One study provided a booklet-based intervention with a booster phone call (Travis & Lawrance, 2009) with three arms of the RCT study, and this study reported a 11.4% self-reported 7-day abstinence rate at 3-month follow-up, compared to the usual care group or other booklet-based program, which was statistically significant.
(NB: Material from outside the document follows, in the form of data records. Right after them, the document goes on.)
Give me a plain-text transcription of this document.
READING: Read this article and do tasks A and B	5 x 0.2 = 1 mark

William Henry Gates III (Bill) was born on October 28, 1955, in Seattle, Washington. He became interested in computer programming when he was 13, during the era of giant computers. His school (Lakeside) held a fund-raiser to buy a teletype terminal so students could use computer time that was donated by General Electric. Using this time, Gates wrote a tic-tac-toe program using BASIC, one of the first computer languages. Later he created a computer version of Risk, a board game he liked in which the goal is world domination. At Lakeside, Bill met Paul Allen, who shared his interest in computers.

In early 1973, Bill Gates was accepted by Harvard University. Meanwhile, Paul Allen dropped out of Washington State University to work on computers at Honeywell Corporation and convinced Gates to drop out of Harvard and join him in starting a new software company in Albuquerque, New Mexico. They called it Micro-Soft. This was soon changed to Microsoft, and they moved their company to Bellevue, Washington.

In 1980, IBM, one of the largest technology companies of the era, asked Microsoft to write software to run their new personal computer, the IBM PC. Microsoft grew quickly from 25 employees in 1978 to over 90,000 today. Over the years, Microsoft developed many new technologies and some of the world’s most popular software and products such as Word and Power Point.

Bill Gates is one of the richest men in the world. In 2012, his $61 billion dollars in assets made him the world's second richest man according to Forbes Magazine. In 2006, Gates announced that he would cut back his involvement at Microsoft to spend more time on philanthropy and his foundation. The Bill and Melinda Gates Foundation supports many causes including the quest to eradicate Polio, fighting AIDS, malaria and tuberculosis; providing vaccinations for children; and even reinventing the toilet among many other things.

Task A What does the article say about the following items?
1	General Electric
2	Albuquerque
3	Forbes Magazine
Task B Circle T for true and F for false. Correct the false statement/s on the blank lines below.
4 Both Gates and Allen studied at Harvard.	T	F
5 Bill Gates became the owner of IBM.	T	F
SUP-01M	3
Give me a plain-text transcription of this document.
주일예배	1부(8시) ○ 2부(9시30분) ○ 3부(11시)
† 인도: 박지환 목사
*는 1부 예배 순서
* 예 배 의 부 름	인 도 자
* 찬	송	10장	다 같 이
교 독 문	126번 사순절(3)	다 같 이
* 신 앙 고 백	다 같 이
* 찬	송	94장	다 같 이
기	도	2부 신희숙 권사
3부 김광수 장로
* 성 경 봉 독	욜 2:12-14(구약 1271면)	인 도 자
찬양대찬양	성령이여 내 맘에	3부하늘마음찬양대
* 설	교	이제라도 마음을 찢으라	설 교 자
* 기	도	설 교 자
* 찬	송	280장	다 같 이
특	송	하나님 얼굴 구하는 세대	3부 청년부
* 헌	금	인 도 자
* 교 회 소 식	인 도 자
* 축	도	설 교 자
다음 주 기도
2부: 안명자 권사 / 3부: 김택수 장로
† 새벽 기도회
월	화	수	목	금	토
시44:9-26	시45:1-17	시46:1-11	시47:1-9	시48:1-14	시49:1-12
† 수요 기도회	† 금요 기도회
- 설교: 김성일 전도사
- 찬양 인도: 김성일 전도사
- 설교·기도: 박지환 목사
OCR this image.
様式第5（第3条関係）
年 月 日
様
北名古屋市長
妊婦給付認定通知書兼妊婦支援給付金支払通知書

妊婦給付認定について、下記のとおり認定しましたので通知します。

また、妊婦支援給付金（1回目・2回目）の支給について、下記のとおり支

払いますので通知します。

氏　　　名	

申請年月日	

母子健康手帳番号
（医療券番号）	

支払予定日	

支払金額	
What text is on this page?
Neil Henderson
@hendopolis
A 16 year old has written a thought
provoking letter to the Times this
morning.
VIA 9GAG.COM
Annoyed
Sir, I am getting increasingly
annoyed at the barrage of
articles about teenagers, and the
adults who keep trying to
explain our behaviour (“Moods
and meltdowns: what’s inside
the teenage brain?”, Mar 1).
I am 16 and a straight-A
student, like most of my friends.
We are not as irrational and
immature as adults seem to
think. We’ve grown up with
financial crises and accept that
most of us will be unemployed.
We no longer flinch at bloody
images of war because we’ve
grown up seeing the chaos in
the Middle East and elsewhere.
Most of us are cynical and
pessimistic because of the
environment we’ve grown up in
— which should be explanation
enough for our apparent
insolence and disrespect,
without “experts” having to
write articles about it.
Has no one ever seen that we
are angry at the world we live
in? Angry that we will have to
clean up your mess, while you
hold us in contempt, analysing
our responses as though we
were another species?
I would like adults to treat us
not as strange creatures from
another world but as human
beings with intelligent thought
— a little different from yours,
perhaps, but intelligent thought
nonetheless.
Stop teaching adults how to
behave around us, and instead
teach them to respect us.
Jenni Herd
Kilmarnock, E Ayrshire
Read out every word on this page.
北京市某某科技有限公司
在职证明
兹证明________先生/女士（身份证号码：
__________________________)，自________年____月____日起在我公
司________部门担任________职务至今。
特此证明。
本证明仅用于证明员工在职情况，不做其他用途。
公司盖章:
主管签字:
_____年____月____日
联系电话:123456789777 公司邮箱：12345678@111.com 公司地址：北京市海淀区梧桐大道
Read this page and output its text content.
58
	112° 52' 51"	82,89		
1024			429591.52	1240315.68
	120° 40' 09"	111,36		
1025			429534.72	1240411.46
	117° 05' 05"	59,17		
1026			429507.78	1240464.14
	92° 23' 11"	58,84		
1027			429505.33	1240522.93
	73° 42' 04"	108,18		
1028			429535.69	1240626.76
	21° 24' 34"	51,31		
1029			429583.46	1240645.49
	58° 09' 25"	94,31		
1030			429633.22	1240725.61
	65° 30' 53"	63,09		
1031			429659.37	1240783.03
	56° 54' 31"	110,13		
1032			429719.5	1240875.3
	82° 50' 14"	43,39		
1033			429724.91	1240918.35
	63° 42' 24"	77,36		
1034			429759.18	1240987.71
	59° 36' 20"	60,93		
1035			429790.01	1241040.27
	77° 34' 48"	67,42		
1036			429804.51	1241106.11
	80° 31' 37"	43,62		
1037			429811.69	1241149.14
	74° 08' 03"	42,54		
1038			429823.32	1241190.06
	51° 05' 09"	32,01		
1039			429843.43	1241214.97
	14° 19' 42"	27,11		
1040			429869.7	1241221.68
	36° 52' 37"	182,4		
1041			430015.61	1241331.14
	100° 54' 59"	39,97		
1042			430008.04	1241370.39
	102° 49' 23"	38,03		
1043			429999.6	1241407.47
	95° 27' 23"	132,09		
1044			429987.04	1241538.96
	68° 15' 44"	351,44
One pharmacological intervention reported a 7-day abstinence rate with a nicotine patch of 19.6%, which was significantly higher than the Varenicline (15.7% or placebo 9.8%) groups (Tuisku et al., 2016).
3.3.2 Quit Attempts and Other Outcomes
In addition to the overall quit rates, other self-reported outcomes (i.e., quit attempts, readiness to quit, and stage of change) were used to evaluate the effects of smoking-cessation interventions (Harris et al., 2010; Haug et al., 2013; Ramo et al., 2018). For example, American college students who received up to four one-on-one MI sessions for smoking cessation reported significantly greater quit attempts at the end of treatment (Odds Ratio = 1.75, 95% CI [1.11, 2.74], p = 0.02) and 6-month follow-up (Odds Ratio = 1.66, 95% CI [1.11, 2.47], p = 0.01) than college students who received MI for fruits and vegetables (Harris et al., 2010). However, such an increase was not seen in the web- or text message–based interventions. For example, the Tobacco Status Project (TSP) Facebook smoking-cessation intervention did not increase quit attempts (Odds Ratio = 0.94, 95% CI [0.22–3.73], p = 0.929) or the readiness to quit smoking (Odds Ratio = 0.927, 95% CI [0.089–9.68], p = 0.947) over a period of 12 months among young adults in the United States (Ramo et al., 2018). In Switzerland, there were no differences in quit attempts (Odds Ratio = 1.18, 95% CI [0.81–1.72], p = 0.38) and stage of change (p = 0.69), whether vocational school students were daily smokers and had received a weekly SMS text-message intervention or not (Haug et al., 2013).